Casi siempre la respuesta a esto termina siendo la ingobernabilidad o la insostenibilidad de los cambios que fueron hechos desde el ejercicio del poder y su articulación en la política.
Esto nos vuelve de nuevo al dilema de Sísifo en el que se encuentra descrita gran parte de la aún corta historia democrática de nuestros pueblos.
La otra conclusión de quienes proclaman la democracia formal, la que se acaba en los ritos y se reinventa cada término presidencial, es que en verdad sus actores no creen en la democracia como sistema ni como medio.
La usan concentrando sus esfuerzos en el ejercicio del poder autoritario y en la conversión de la política en un mecanismo que constriñe y limita la acción del otro. Por este camino la crítica más pequeña es entendida como ejercicio reaccionario y hostil hacia el poder.
Con unos ciudadanos cada vez más informados e interconectados, los políticos están subestimando gravemente a esta nueva sociedad que tiene incluso hacia su propia individualidad una representación absolutamente nueva del poder y de la política.
El antiguo catecismo, nunca asumido ni vivido en su totalidad, encuentra serias reacciones internas y hacen de la política un espacio ejercido contra su voluntad pero sin que termine molestándola en demasía.
Es como si el poder inoculara en la población un elemento que lo tornara distante y sin trascendencia.
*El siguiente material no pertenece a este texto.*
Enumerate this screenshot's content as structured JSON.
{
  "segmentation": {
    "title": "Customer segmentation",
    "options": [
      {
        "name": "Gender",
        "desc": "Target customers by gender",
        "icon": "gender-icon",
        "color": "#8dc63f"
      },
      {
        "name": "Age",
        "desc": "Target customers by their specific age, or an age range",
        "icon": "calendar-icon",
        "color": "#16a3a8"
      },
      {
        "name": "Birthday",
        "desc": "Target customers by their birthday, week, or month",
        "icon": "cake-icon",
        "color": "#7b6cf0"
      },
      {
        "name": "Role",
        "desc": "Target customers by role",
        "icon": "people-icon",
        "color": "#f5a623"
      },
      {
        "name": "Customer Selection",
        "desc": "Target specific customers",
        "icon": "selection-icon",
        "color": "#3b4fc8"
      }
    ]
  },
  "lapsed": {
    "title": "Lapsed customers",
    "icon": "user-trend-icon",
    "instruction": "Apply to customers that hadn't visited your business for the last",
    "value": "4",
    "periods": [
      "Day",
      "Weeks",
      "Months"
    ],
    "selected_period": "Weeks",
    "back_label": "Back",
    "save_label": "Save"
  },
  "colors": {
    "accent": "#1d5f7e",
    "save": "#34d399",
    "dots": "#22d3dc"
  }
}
La reacción contraria generalmente es más breve, acotada y violenta sin que tuviera consecuencias nefastas sobre estos gobiernos.
Lo que pasa en Siria o en Gaza en estos momentos refleja esa mirada consternada al principio, pero absolutamente trascendente en el futuro cercano.
Esa idea de soberanía que dio nacimiento al concepto de Estado-nación hoy se mide en el terreno práctico en la manera cómo vive y percibe la gente la actitud del poder y de la política y, cómo su capacidad crítica aumentó los gobiernos o adormecen, gritan y amenazan o acaban por ser víctimas de una incompetencia que le impide ver la profunda transformación que han tenido nuestras sociedades en estos últimos años.
Una reingeniería de la política y de su sustento, el poder, no solo es necesaria para reconstruir puentes entre Gobierno y ciudadanía, sino para lograr un compromiso más profundo y de mayor calado entre mandantes y mandatarios.